本文选题：风光互补发电系统最大功率点跟踪 + Matlab仿真　；参考：《长春大学》2017年硕士论文

【摘要】：风能、太阳能的最大功率点(MPP)捕获已成为国内外新能源领域的一大研究热点,最大功率点跟踪(MPPT)算法,不仅可以提高光伏发电系统和风电机组的电能输出效率,加快系统响应时间,而且MPPT算法的优劣会直接影响到风能和太阳能的利用率以及系统的安全性能。现阶段,已经被应用到实际产品中的MPPT方法主要有扰动观察法、增量电导法和智能控制法等。数据表明,现有算法实际应用中存在抗干扰能力差以及跟踪速度慢等缺陷。基于此,需要以解决算法缺陷为出发点,提出一种新型的最大功率点跟踪策略,使系统输出效率更高、更稳定、更快速。基于风能和太阳能具备天然的互补特性,相比较独立的风力或光伏发电系统,风光互补发电系统可以在很大程度上降低了因天气变化对系统造成的不利影响,使系统具备良好的输出特性。本文重点分析了几种常见的MPPT算法,总结不同算法的优势和劣势,在传统控制算法的基础上,加以改进,提出适于光伏发电系统的新型MPPT控制方法以及适于风电机组的新型MPPT控制方法。对于光伏发电系统,基于传统CVT算法实际应用中更易于实现的优势,但该法容易受到外界环境等因素的影响,使系统跟踪精度易受外界条件影响。基于此,本文在传统恒压控制法(CVT)法基础上加以改进,采用电压优化法使系统在任何条件下跟踪到系统最大功率点,很大程度上解决了系统跟踪精度低的问题。对于风力发电系统,为实现风力发电系统在任何风速条件下,均具备较高的输出效率,本文采用模糊扰动MPPT方法来提高系统在各种风速状况下的小型风电机组的输出效率。
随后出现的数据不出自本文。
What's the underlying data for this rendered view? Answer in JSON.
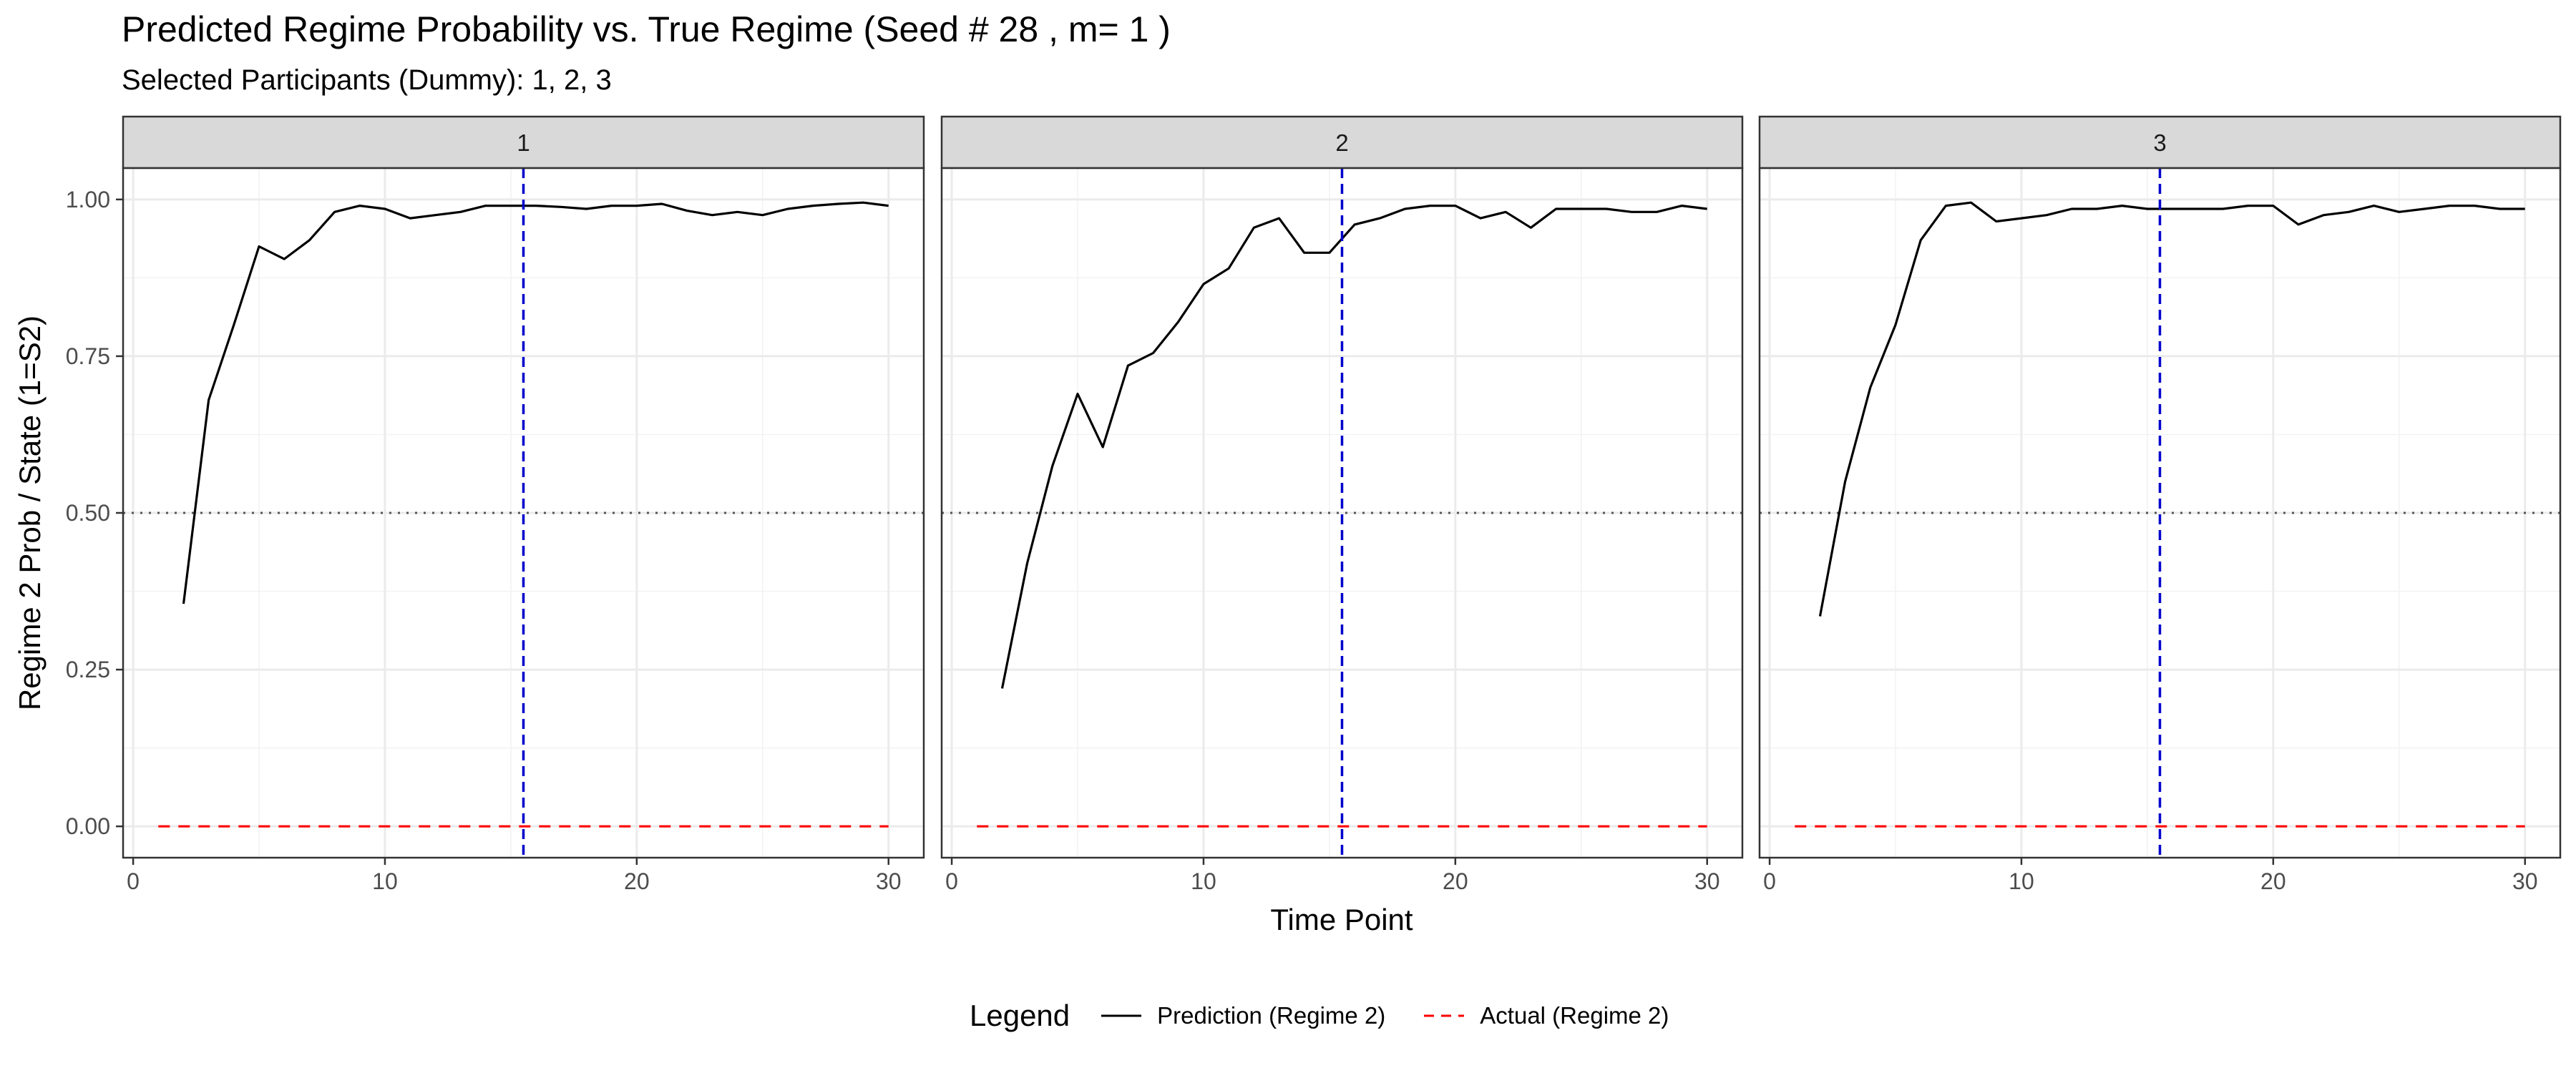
{
  "title": "Predicted Regime Probability vs. True Regime (Seed # 28 , m= 1 )",
  "subtitle": "Selected Participants (Dummy): 1, 2, 3",
  "legend": {
    "title": "Legend",
    "items": [
      {
        "label": "Prediction (Regime 2)",
        "color": "#000000",
        "linetype": "solid"
      },
      {
        "label": "Actual (Regime 2)",
        "color": "#ff0000",
        "linetype": "dashed"
      }
    ]
  },
  "chart_data": {
    "type": "line",
    "facet_by": "participant",
    "xlabel": "Time Point",
    "ylabel": "Regime 2 Prob / State (1=S2)",
    "xlim": [
      -0.4,
      31.4
    ],
    "ylim": [
      -0.05,
      1.05
    ],
    "x_ticks": [
      0,
      10,
      20,
      30
    ],
    "y_ticks": [
      0.0,
      0.25,
      0.5,
      0.75,
      1.0
    ],
    "y_tick_labels": [
      "0.00",
      "0.25",
      "0.50",
      "0.75",
      "1.00"
    ],
    "grid": true,
    "reference_lines": [
      {
        "axis": "x",
        "value": 15.5,
        "color": "#0000cc",
        "linetype": "dashed"
      },
      {
        "axis": "y",
        "value": 0.5,
        "color": "#555555",
        "linetype": "dotted"
      }
    ],
    "panels": [
      {
        "facet_label": "1",
        "series": [
          {
            "name": "Prediction (Regime 2)",
            "color": "#000000",
            "x": [
              2,
              3,
              4,
              5,
              6,
              7,
              8,
              9,
              10,
              11,
              12,
              13,
              14,
              15,
              16,
              17,
              18,
              19,
              20,
              21,
              22,
              23,
              24,
              25,
              26,
              27,
              28,
              29,
              30
            ],
            "y": [
              0.355,
              0.68,
              0.8,
              0.925,
              0.905,
              0.935,
              0.98,
              0.99,
              0.985,
              0.97,
              0.975,
              0.98,
              0.99,
              0.99,
              0.99,
              0.988,
              0.985,
              0.99,
              0.99,
              0.993,
              0.982,
              0.975,
              0.98,
              0.975,
              0.985,
              0.99,
              0.993,
              0.995,
              0.99
            ]
          },
          {
            "name": "Actual (Regime 2)",
            "color": "#ff0000",
            "x": [
              1,
              30
            ],
            "y": [
              0,
              0
            ]
          }
        ]
      },
      {
        "facet_label": "2",
        "series": [
          {
            "name": "Prediction (Regime 2)",
            "color": "#000000",
            "x": [
              2,
              3,
              4,
              5,
              6,
              7,
              8,
              9,
              10,
              11,
              12,
              13,
              14,
              15,
              16,
              17,
              18,
              19,
              20,
              21,
              22,
              23,
              24,
              25,
              26,
              27,
              28,
              29,
              30
            ],
            "y": [
              0.22,
              0.42,
              0.575,
              0.69,
              0.605,
              0.735,
              0.755,
              0.805,
              0.865,
              0.89,
              0.955,
              0.97,
              0.915,
              0.915,
              0.96,
              0.97,
              0.985,
              0.99,
              0.99,
              0.97,
              0.98,
              0.955,
              0.985,
              0.985,
              0.985,
              0.98,
              0.98,
              0.99,
              0.985
            ]
          },
          {
            "name": "Actual (Regime 2)",
            "color": "#ff0000",
            "x": [
              1,
              30
            ],
            "y": [
              0,
              0
            ]
          }
        ]
      },
      {
        "facet_label": "3",
        "series": [
          {
            "name": "Prediction (Regime 2)",
            "color": "#000000",
            "x": [
              2,
              3,
              4,
              5,
              6,
              7,
              8,
              9,
              10,
              11,
              12,
              13,
              14,
              15,
              16,
              17,
              18,
              19,
              20,
              21,
              22,
              23,
              24,
              25,
              26,
              27,
              28,
              29,
              30
            ],
            "y": [
              0.335,
              0.55,
              0.7,
              0.8,
              0.935,
              0.99,
              0.995,
              0.965,
              0.97,
              0.975,
              0.985,
              0.985,
              0.99,
              0.985,
              0.985,
              0.985,
              0.985,
              0.99,
              0.99,
              0.96,
              0.975,
              0.98,
              0.99,
              0.98,
              0.985,
              0.99,
              0.99,
              0.985,
              0.985
            ]
          },
          {
            "name": "Actual (Regime 2)",
            "color": "#ff0000",
            "x": [
              1,
              30
            ],
            "y": [
              0,
              0
            ]
          }
        ]
      }
    ]
  }
}
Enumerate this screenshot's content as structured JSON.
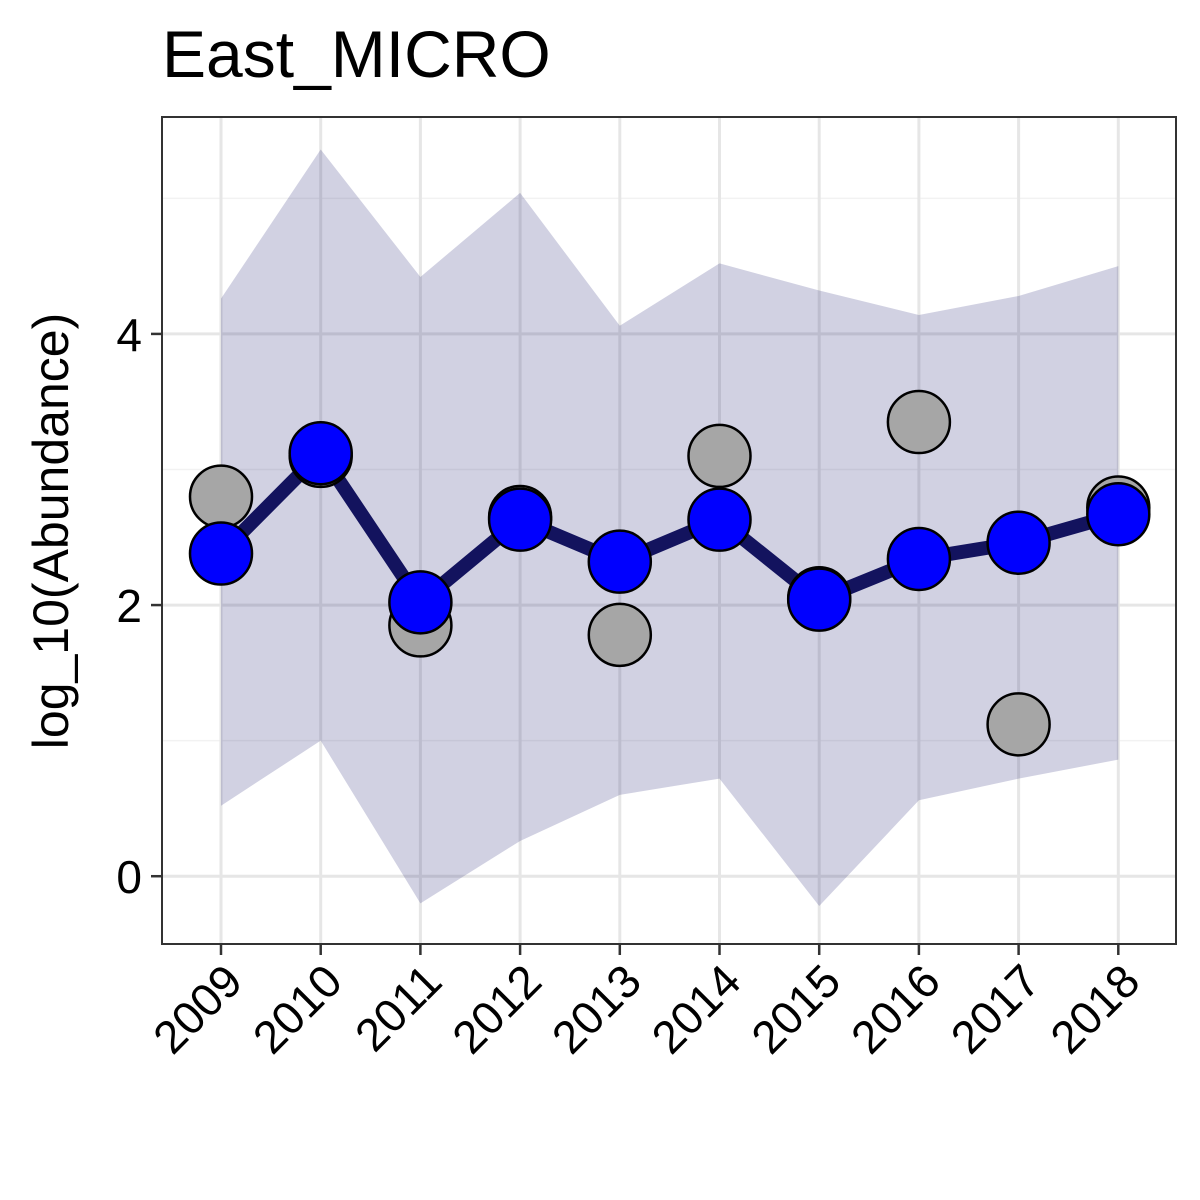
{
  "chart_data": {
    "type": "line",
    "title": "East_MICRO",
    "xlabel": "",
    "ylabel": "log_10(Abundance)",
    "categories": [
      "2009",
      "2010",
      "2011",
      "2012",
      "2013",
      "2014",
      "2015",
      "2016",
      "2017",
      "2018"
    ],
    "y_ticks": [
      0,
      2,
      4
    ],
    "y_tick_labels": [
      "0",
      "2",
      "4"
    ],
    "ylim": [
      -0.5,
      5.6
    ],
    "grid": true,
    "legend": "none",
    "series": [
      {
        "kind": "ribbon",
        "lower": [
          0.52,
          1.0,
          -0.2,
          0.26,
          0.6,
          0.72,
          -0.22,
          0.56,
          0.72,
          0.86
        ],
        "upper": [
          4.26,
          5.36,
          4.42,
          5.04,
          4.06,
          4.52,
          4.32,
          4.14,
          4.28,
          4.5
        ]
      },
      {
        "kind": "points",
        "values": [
          2.8,
          3.1,
          1.85,
          2.65,
          1.78,
          3.1,
          2.05,
          3.35,
          1.12,
          2.72
        ]
      },
      {
        "kind": "line",
        "values": [
          2.38,
          3.12,
          2.02,
          2.63,
          2.32,
          2.63,
          2.04,
          2.34,
          2.46,
          2.67
        ]
      }
    ],
    "colors": {
      "ribbon": "#191970",
      "ribbon_opacity": 0.2,
      "line": "#13135e",
      "fitted_point": "#0000ff",
      "observed_point": "#a6a6a6",
      "point_stroke": "#000000",
      "grid_major": "#e6e6e6",
      "grid_minor": "#f2f2f2",
      "panel_border": "#333333"
    }
  }
}
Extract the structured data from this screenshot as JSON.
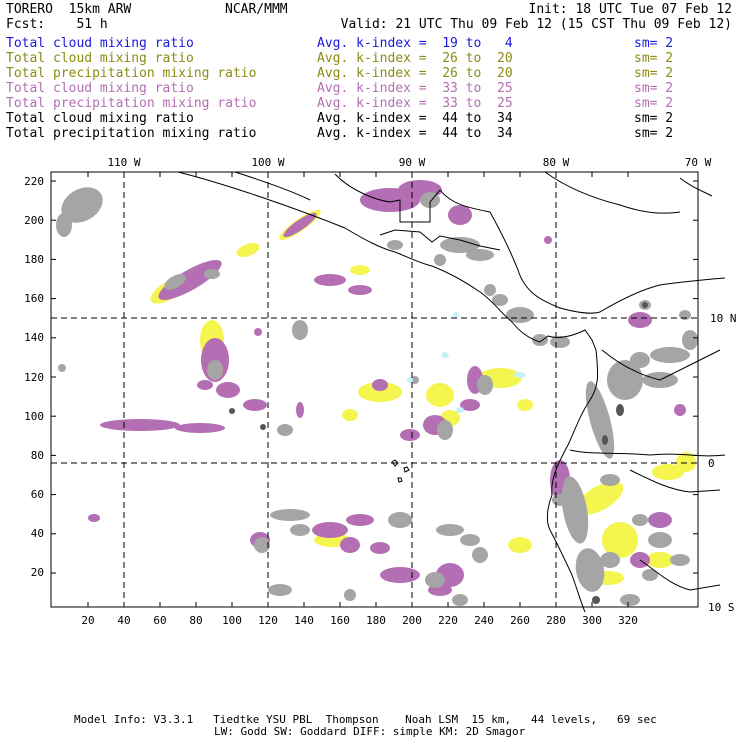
{
  "header": {
    "model": "TORERO  15km ARW",
    "org": "NCAR/MMM",
    "init": "Init: 18 UTC Tue 07 Feb 12",
    "fcst": "Fcst:    51 h",
    "valid": "Valid: 21 UTC Thu 09 Feb 12 (15 CST Thu 09 Feb 12)"
  },
  "legend": [
    {
      "field": "Total cloud mixing ratio",
      "kindex": "Avg. k-index =  19 to   4",
      "sm": "sm= 2",
      "color": "#1a1adc"
    },
    {
      "field": "Total cloud mixing ratio",
      "kindex": "Avg. k-index =  26 to  20",
      "sm": "sm= 2",
      "color": "#8c8c14"
    },
    {
      "field": "Total precipitation mixing ratio",
      "kindex": "Avg. k-index =  26 to  20",
      "sm": "sm= 2",
      "color": "#8c8c14"
    },
    {
      "field": "Total cloud mixing ratio",
      "kindex": "Avg. k-index =  33 to  25",
      "sm": "sm= 2",
      "color": "#b46eb4"
    },
    {
      "field": "Total precipitation mixing ratio",
      "kindex": "Avg. k-index =  33 to  25",
      "sm": "sm= 2",
      "color": "#b46eb4"
    },
    {
      "field": "Total cloud mixing ratio",
      "kindex": "Avg. k-index =  44 to  34",
      "sm": "sm= 2",
      "color": "#000000"
    },
    {
      "field": "Total precipitation mixing ratio",
      "kindex": "Avg. k-index =  44 to  34",
      "sm": "sm= 2",
      "color": "#000000"
    }
  ],
  "map": {
    "lon_labels": [
      "110 W",
      "100 W",
      "90 W",
      "80 W",
      "70 W"
    ],
    "lat_labels": [
      "10 N",
      "0",
      "10 S"
    ],
    "y_ticks": [
      "220",
      "200",
      "180",
      "160",
      "140",
      "120",
      "100",
      "80",
      "60",
      "40",
      "20"
    ],
    "x_ticks": [
      "20",
      "40",
      "60",
      "80",
      "100",
      "120",
      "140",
      "160",
      "180",
      "200",
      "220",
      "240",
      "260",
      "280",
      "300",
      "320"
    ],
    "colors": {
      "gray": "#a5a5a5",
      "dark": "#555555",
      "yellow": "#f5f550",
      "magenta": "#b46eb4",
      "cyan": "#c8f0fa",
      "coast": "#000000"
    }
  },
  "footer": {
    "line1": "Model Info: V3.3.1   Tiedtke YSU PBL  Thompson    Noah LSM  15 km,   44 levels,   69 sec",
    "line2": "LW: Godd SW: Goddard DIFF: simple KM: 2D Smagor"
  }
}
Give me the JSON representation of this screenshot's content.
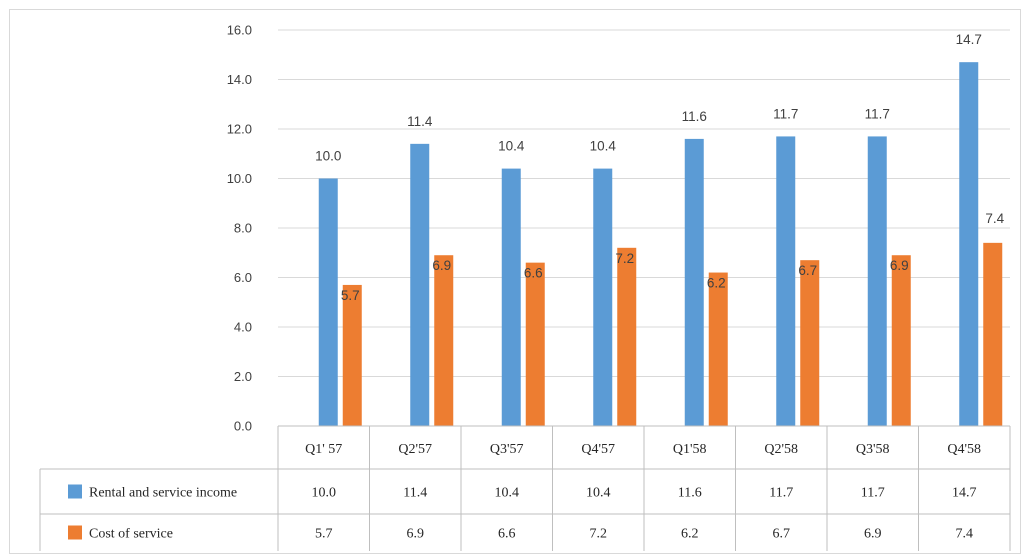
{
  "chart_data": {
    "type": "bar",
    "title": "",
    "xlabel": "",
    "ylabel": "",
    "categories": [
      "Q1' 57",
      "Q2'57",
      "Q3'57",
      "Q4'57",
      "Q1'58",
      "Q2'58",
      "Q3'58",
      "Q4'58"
    ],
    "series": [
      {
        "name": "Rental and service income",
        "color": "#5b9bd5",
        "values": [
          10.0,
          11.4,
          10.4,
          10.4,
          11.6,
          11.7,
          11.7,
          14.7
        ],
        "labels": [
          "10.0",
          "11.4",
          "10.4",
          "10.4",
          "11.6",
          "11.7",
          "11.7",
          "14.7"
        ]
      },
      {
        "name": "Cost of service",
        "color": "#ed7d31",
        "values": [
          5.7,
          6.9,
          6.6,
          7.2,
          6.2,
          6.7,
          6.9,
          7.4
        ],
        "labels": [
          "5.7",
          "6.9",
          "6.6",
          "7.2",
          "6.2",
          "6.7",
          "6.9",
          "7.4"
        ]
      }
    ],
    "ylim": [
      0,
      16
    ],
    "yticks": [
      "0.0",
      "2.0",
      "4.0",
      "6.0",
      "8.0",
      "10.0",
      "12.0",
      "14.0",
      "16.0"
    ],
    "grid": true,
    "legend": "data-table"
  }
}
本文采用的新型MPPT控制策略,虽然解决了传统MPPT算法存在的一些缺陷并具备上述优势,但系统输出震动仍在较大,为解决该问题,本文将免疫反馈响应理论应用于风光互补发电系统,通过仿真得到风光互补发电系统输出特性曲线,结果表明免疫反馈响应理论的引入使系统输出振幅减小,稳定性有所增强,系统供电可靠性大幅提升,创造出了良好的社会、经济效益。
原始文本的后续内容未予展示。